Configuring a RAID1 array on Linux is widely (and I think sometimes even correctly) described on the internets, as is how to mark a drive as faulty.

What nobody discusses is whether and how to mirror the EPS partition, how to detect / be alerted when a disk becomes faulty, or how to actually boot from the other drive if all one has are two drives in a simple configuration.

On to the other hand, and to be fair, internet search has become so shit it's pathetic.

@jpmens I use this for keeping the content of the ESPs in sync: https://github.com/gregory-lee-bartholomew/bootsync
GitHub - gregory-lee-bartholomew/bootsync: Keep ESPs synchronized on mirrored-disk systems

Keep ESPs synchronized on mirrored-disk systems. Contribute to gregory-lee-bartholomew/bootsync development by creating an account on GitHub.

GitHub
@kevin @jpmens I think @youam was saying the other day, you can just do a "real" RAID with metadata format 1.0 so it puts the stuff at the *end* of the partition and UEFI is not confused.
@zhenech @jpmens @youam That's an interesting idea!
@kevin @zhenech @jpmens yup, it boils down to: `mdadm --create /dev/md/efiboot --raid-devices=2 --level=1 --bitmap=internal --name=efiboot /dev/sdX2 /dev/sdY2 --metadata=1.0`
@youam @kevin @zhenech so, if you can forgive my ignorance, AFTER that I would do some grub magic to actually write into /dev/md/efiboot with the correct data which MD would then RAID1, since MD cannot know which partition currently contains the real deal.
@jpmens @youam @kevin huh? You mount /dev/md/efiboot on /boot/EFI and your OS will use that to store the bootloader. If that's an existing system, you'd have to move the old contents of /boot/EFI there once, so the whole deal becomes: backup /boot/EFI, do mdadm magic, mkfs.vfat /dev/md/efiboot, mount /dev/md/efiboot /boot/EFI, restore backup, edit /etc/fstab - I am sure you can do this

@zhenech @youam @kevin I was assuming an existing system with an ESP into which grub had installed its stuff.
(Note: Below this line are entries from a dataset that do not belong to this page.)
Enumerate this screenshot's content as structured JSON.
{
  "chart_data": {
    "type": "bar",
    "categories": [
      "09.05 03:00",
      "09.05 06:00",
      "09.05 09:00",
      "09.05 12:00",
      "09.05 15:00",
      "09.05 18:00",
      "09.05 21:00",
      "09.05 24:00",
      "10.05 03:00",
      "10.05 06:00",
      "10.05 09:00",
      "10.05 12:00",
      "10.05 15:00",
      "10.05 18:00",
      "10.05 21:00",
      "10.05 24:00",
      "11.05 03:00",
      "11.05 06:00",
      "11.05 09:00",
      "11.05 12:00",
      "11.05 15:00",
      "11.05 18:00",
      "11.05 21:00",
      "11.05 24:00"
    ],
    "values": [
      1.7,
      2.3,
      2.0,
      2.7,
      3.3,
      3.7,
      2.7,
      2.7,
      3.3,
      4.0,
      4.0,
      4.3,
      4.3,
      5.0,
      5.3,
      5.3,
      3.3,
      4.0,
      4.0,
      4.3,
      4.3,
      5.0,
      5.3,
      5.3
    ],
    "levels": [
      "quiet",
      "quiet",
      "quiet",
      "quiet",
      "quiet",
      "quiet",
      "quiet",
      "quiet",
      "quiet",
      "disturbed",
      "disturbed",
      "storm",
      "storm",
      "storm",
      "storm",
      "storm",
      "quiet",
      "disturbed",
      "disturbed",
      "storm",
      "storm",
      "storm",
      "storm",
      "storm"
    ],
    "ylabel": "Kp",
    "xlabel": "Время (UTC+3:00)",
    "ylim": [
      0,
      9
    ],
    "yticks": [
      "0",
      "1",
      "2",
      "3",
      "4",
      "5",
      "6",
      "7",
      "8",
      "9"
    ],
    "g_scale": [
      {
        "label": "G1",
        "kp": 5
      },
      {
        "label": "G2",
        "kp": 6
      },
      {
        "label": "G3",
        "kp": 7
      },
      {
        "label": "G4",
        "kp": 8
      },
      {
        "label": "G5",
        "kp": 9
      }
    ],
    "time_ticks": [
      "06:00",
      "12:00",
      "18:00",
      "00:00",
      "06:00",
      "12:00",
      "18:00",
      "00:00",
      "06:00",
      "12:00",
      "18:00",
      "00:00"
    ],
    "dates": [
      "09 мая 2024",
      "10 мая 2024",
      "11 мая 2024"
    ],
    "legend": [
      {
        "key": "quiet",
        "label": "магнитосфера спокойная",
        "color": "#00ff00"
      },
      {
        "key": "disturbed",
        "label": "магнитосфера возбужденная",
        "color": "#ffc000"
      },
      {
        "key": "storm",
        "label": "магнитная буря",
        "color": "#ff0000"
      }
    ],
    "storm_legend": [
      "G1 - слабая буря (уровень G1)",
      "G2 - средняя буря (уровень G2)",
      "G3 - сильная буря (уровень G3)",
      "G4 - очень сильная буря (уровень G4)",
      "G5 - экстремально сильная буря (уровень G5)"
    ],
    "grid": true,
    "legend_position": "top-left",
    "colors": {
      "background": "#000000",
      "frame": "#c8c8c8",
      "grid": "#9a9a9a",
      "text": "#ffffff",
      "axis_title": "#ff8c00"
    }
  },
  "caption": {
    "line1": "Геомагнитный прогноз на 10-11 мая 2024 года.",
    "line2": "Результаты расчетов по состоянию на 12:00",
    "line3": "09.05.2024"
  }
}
I also assumed, that if I create an MD on top of that ESP device (and its counterpart on disk 2), that I'd have to grub-install again.
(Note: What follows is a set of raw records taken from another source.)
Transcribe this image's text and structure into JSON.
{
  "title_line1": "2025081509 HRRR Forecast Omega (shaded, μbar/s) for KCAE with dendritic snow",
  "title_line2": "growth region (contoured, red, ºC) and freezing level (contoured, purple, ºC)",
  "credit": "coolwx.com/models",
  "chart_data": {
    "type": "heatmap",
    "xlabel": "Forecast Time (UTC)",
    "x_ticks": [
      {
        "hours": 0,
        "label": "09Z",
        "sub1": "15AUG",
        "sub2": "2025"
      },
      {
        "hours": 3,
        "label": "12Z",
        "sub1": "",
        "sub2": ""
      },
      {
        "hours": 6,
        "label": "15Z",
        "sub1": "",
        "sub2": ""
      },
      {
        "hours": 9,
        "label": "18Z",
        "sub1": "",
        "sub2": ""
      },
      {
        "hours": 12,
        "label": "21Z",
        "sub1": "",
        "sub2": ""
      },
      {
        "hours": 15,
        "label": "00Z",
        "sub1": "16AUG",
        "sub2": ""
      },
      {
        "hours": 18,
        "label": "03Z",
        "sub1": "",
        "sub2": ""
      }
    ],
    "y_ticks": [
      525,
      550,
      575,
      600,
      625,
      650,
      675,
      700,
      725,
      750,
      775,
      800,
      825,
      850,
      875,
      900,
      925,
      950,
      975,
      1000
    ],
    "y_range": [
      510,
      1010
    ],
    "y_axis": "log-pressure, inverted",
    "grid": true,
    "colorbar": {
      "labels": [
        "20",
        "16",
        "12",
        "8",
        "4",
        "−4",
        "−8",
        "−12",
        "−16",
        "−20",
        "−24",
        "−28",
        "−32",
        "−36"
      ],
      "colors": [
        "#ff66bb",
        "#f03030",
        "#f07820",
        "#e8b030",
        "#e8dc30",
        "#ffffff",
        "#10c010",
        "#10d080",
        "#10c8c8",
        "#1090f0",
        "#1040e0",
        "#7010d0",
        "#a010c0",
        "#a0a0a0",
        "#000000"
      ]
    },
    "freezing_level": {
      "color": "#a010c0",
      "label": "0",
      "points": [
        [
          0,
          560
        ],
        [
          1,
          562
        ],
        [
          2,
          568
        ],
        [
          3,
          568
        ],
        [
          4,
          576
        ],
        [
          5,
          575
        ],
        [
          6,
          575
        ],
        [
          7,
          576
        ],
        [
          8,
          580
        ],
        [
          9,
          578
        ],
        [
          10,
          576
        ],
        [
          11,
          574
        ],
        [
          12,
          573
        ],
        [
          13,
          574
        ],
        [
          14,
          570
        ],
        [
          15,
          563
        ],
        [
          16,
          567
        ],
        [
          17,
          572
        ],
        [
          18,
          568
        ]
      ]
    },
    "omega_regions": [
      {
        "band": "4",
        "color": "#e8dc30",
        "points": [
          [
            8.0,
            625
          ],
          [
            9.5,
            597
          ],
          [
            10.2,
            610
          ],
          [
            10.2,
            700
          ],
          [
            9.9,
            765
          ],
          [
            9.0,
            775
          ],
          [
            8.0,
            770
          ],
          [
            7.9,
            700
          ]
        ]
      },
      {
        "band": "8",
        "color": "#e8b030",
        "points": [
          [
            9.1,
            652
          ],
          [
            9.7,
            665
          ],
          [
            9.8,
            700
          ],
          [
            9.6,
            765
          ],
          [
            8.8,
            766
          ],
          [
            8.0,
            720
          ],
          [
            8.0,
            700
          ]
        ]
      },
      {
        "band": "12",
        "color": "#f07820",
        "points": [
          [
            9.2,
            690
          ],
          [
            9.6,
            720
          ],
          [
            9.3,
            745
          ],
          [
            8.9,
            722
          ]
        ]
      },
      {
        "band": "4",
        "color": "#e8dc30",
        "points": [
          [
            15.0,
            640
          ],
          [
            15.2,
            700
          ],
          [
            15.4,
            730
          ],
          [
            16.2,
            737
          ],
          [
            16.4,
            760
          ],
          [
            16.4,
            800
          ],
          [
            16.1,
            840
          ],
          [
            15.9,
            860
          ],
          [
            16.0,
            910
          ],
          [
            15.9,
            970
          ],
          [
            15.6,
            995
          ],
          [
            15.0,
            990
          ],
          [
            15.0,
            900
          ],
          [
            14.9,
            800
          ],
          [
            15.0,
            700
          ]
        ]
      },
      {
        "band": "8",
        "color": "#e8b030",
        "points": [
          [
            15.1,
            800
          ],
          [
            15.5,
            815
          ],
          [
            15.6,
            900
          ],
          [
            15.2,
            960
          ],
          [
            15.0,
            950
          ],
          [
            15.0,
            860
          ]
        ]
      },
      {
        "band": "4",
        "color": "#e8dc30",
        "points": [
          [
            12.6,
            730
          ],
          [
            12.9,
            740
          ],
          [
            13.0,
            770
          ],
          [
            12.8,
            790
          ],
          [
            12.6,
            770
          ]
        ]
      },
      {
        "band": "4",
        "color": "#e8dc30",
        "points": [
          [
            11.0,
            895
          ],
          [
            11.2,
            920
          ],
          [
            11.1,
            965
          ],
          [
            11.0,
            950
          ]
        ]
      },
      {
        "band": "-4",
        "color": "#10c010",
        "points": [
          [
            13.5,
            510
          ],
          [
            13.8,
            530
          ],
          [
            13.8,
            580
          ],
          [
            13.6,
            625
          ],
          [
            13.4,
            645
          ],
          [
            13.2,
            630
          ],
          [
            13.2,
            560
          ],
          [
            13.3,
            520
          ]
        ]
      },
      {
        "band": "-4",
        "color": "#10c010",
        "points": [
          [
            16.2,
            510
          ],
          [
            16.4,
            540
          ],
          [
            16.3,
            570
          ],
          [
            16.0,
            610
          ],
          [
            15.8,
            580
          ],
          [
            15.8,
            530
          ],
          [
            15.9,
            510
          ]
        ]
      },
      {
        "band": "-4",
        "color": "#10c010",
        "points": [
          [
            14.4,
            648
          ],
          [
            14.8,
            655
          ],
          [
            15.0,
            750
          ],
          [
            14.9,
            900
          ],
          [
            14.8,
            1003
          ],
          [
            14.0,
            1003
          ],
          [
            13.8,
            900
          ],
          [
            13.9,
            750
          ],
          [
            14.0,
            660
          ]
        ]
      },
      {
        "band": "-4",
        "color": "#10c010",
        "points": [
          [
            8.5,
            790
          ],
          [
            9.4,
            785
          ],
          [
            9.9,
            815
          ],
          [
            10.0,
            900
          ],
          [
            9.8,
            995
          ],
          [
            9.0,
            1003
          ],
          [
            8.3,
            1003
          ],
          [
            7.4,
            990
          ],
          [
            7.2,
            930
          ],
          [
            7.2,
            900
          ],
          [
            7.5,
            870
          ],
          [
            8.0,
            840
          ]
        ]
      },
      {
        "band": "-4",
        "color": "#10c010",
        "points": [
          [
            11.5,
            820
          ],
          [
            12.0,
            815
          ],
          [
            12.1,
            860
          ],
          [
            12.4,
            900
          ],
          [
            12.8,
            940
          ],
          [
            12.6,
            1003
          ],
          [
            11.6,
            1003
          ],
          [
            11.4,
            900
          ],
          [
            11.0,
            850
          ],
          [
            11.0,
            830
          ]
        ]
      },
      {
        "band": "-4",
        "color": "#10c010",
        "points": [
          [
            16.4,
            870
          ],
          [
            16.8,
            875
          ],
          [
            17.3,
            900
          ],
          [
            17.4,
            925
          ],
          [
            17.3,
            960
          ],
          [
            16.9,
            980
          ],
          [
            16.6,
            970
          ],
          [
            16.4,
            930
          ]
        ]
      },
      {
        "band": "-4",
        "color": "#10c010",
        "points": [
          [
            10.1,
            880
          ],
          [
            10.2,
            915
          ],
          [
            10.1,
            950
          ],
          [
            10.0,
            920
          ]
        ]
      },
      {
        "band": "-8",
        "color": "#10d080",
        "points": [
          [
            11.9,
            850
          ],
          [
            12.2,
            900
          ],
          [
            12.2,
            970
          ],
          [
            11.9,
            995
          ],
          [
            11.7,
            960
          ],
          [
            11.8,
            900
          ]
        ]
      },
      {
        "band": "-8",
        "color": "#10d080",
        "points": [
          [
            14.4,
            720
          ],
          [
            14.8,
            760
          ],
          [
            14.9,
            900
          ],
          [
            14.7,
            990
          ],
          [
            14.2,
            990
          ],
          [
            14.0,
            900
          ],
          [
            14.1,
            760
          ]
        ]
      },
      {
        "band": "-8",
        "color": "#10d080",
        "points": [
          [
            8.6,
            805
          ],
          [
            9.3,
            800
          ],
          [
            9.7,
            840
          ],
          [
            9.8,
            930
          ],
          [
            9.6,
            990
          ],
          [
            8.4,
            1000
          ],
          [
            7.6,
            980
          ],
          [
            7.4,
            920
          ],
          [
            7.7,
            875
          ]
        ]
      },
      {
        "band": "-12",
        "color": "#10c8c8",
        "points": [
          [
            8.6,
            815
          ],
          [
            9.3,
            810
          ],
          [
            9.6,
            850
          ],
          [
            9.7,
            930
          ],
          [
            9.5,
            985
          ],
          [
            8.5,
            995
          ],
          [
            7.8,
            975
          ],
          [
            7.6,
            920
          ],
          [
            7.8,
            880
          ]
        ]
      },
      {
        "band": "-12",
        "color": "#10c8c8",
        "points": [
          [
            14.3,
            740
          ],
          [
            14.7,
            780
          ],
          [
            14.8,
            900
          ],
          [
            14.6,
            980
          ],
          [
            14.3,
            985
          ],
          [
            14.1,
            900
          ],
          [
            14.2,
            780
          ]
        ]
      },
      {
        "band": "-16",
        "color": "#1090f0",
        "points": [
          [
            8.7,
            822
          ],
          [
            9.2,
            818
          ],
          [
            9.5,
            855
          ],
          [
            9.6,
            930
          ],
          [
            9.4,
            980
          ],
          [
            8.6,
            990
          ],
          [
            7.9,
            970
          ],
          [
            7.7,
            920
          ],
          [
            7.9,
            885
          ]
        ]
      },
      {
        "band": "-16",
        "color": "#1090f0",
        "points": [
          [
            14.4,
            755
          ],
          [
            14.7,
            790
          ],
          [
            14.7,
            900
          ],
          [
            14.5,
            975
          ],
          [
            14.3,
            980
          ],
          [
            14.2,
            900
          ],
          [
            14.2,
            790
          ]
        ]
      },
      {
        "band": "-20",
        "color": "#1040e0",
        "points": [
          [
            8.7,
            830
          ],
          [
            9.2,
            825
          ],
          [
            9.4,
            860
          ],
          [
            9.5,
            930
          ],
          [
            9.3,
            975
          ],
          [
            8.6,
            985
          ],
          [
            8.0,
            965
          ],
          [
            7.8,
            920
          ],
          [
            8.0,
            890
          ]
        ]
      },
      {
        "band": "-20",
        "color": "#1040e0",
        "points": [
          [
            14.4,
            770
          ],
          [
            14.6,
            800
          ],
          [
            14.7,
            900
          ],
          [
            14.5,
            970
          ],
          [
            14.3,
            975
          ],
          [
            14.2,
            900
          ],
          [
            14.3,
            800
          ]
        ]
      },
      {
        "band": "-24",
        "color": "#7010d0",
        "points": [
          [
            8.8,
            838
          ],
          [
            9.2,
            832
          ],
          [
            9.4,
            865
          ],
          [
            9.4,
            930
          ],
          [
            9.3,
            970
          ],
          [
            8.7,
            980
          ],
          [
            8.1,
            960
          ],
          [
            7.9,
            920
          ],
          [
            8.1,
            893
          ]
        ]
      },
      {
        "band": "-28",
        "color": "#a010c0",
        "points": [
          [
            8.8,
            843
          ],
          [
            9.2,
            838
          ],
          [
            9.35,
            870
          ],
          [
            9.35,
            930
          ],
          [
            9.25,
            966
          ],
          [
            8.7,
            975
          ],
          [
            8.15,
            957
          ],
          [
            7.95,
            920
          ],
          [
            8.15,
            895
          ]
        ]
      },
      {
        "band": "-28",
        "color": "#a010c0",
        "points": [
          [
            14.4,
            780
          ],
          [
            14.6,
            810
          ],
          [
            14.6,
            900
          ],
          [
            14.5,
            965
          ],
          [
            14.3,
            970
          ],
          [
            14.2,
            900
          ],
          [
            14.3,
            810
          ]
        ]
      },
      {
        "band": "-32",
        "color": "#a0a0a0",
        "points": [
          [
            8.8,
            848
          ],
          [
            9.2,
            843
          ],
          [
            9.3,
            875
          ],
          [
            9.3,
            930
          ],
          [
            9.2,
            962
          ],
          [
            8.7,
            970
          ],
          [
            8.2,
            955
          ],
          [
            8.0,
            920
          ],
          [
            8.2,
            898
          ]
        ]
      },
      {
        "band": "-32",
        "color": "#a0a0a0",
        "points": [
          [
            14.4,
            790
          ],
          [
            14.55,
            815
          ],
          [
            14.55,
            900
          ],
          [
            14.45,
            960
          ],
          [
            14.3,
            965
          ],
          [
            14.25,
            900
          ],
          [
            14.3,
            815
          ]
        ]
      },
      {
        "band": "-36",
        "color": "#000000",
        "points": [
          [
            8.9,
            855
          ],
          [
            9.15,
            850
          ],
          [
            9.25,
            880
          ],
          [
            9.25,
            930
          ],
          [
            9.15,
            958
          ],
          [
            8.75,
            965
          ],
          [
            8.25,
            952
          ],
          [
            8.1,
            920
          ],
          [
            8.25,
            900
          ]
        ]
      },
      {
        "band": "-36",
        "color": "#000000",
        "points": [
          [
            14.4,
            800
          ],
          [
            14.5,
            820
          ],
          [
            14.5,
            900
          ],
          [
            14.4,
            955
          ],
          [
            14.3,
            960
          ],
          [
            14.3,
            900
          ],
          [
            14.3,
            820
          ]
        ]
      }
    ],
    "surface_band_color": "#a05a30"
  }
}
Thanks for clarifying and, yes, I ought to manage that

@jpmens @youam @kevin the nice thing with UEFI is that you don't have to "hide" Grub in some obscure section of the MBR but only copy a few files with the right names to a VFAT formatted disk.
@zhenech @jpmens @youam Indeed, this is a huge improvement. I use systemd-boot instead of GRUB but the technique should be the same.